L’histoire vraie plus grande que nature d’Emmanuelle Trottier

« Ce roman ne devait pas du tout être écrit par moi. »

Dans son plus récent roman intitulé « Sur ma route, l’auteure Louise Lacoursière délaisse le roman historique pour faire plonger ses lecteurs dans la vie hors norme d’Emmanuelle Trottier qui tente d’échapper aux souvenirs malheureux de son enfance et de son adolescence en fabriquant son destin à partir de ses voyages, de ses rencontres et des occasions qu’elle saisit.

« L’histoire d’Emmanuelle m’est rentrée dans le corps, confie Louise Lacoursière. J’ai connu cette femme dont l’histoire est extraordinaire. Je lui ai dit qu’il fallait que quelqu’un écrive son histoire. Je l’ai interviewée. Ça a donné une transcription d’environ 130 pages. Je lui ai donné le tout en lui disant qu’elle devait trouver une personne pour écrire cette histoire. C’est plus grand que nature! Mais je n’arrêtais pas de penser à elle, à son histoire et au fait que personne n’avait encore pris le relais. Je me demande à quel point Emmanuelle ne m’attendait pas, finalement, pour raconter son histoire. »

À 28 ans, Emmanuelle Trottier choisit de prendre sa vie en main et de se donner une seconde chance, ce qui l’entraînera du Québec vers la Belgique, puis au Costa Rica où elle ouvre un restaurant qui devient un véritable lieu de rassemblement. Mais de nouveaux écueils se dressent perpétuellement sur sa route.

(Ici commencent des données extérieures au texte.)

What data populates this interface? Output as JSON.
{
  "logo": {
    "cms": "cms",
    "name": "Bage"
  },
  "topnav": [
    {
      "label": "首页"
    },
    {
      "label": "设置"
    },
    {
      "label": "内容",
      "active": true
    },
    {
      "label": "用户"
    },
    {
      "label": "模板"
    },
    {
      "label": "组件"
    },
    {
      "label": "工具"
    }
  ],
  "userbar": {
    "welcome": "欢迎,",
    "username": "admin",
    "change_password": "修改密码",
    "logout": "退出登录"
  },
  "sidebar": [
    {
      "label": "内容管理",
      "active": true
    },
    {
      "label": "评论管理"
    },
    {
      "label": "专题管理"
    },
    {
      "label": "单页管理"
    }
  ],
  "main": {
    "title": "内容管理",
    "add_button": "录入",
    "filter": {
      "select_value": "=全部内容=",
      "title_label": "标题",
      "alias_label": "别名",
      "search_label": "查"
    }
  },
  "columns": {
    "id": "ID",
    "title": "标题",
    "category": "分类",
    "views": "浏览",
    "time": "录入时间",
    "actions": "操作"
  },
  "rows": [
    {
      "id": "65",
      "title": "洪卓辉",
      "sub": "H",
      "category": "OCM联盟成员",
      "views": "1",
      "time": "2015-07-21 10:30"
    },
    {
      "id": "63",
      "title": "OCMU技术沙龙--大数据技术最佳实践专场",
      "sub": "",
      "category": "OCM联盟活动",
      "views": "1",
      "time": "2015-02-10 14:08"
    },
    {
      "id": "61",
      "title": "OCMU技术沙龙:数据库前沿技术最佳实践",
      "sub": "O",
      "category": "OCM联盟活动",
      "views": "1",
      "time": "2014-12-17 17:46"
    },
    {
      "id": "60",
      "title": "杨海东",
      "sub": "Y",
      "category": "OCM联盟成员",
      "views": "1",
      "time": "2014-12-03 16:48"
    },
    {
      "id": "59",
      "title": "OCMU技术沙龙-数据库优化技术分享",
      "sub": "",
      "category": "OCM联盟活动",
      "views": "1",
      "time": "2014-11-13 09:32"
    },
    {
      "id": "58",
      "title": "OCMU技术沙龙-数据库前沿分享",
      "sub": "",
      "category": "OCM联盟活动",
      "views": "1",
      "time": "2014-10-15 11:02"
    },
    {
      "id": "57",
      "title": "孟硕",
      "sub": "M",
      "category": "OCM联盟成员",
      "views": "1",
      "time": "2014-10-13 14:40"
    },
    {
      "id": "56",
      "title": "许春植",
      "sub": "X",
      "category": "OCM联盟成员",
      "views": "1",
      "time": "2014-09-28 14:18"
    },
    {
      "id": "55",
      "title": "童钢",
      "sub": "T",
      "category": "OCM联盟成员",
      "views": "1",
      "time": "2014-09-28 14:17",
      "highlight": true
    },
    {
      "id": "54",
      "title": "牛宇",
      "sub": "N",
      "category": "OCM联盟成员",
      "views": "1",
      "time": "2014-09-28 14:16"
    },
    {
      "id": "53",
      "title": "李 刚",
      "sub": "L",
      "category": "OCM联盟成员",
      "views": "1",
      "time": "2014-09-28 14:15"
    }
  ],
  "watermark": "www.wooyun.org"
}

Bien que le récit de « Sur ma route », entrecoupé de retours dans le passé, soit imprégné de moments sombres et difficiles, l’auteure parvient à y insuffler une lumière et l’espoir de jours plus heureux.

« C’est la première fois que j’écris un livre au je. Je me suis plongée dans la peau d’Emmanuelle. Il y a eu une osmose, sans jugement et dans un esprit d’ouverture totale. Emmanuelle est lesbienne, cocaïnomane et alcoolique, mais elle a également le désir de vivre et d’apprendre par les arts, les lectures et les voyages. Elle est aussi une personne très drôle et elle est animée par un désir de dépassement et d’accomplissement. Sa persévérance et son désir de s’ouvrir au monde m’ont beaucoup touchée », raconte Louise Lacoursière.

« Quand je l’interviewais, elle m’a raconté des choses dont elle n’avait encore jamais parlé. Elle s’est ouverte avec une énorme générosité, ajoute l’auteure. Quand l’écriture de Shawinigan Falls a été terminée, je n’arrêtais pas de repenser à son histoire. Mon travail de création a été de transposer en mots toutes les informations qu’elle me faisait parvenir et cette histoire qui peut paraître incroyable, mais qui est pourtant toute vraie! »

Elle a appliqué la même technique de recherche que pour le travail en amont de ses romans historiques comme la saga de La Saline ou la trilogie sur Anne Stillman, à la différence qu’elle avait accès directement à sa source plutôt que d’avoir à éplucher des documents d’archives.

« Il y a des moments qui sont confrontants, comme lorsque je devais me mettre dans sa peau lors de ses séjours en prison. J’ai trouvé ça extrêmement difficile. J’en ai pleuré. J’avais la chair de poule. Quand il fallait plonger dans sa relation avec son père aussi. À 40 ans, elle a voulu lui montrer la personne qu’elle était devenue et lui, il lui a dit franchement qu’il ne l’avait jamais aimée et que ses frères et elle ont toujours été un dérangement pour lui. C’est tellement à l’opposé de la relation que j’ai eue avec mon père. Écrire au je vient enlever une distance avec ce qui se déroule. Ça aurait été sans doute plus facile d’écrire ces épreuves en conservant une distance avec le sujet, mais l’émotion ne se serait pas transposée de la même façon. »

« La lecture du roman l’a ragaillardie, poursuit Louise Lacoursière. Je pense qu’il y avait plus de lumière encore dans sa vie que ce qu’elle avait pressenti. »

-Aujourd’hui, aurais-tu imaginé une autre personne pour raconter l’histoire d’Emmanuelle?

« …J’étais la meilleure! » conclut-elle dans un éclat de rire.

Le roman « Sur ma route », publié aux éditions Libre Expression, est en vente en librairie.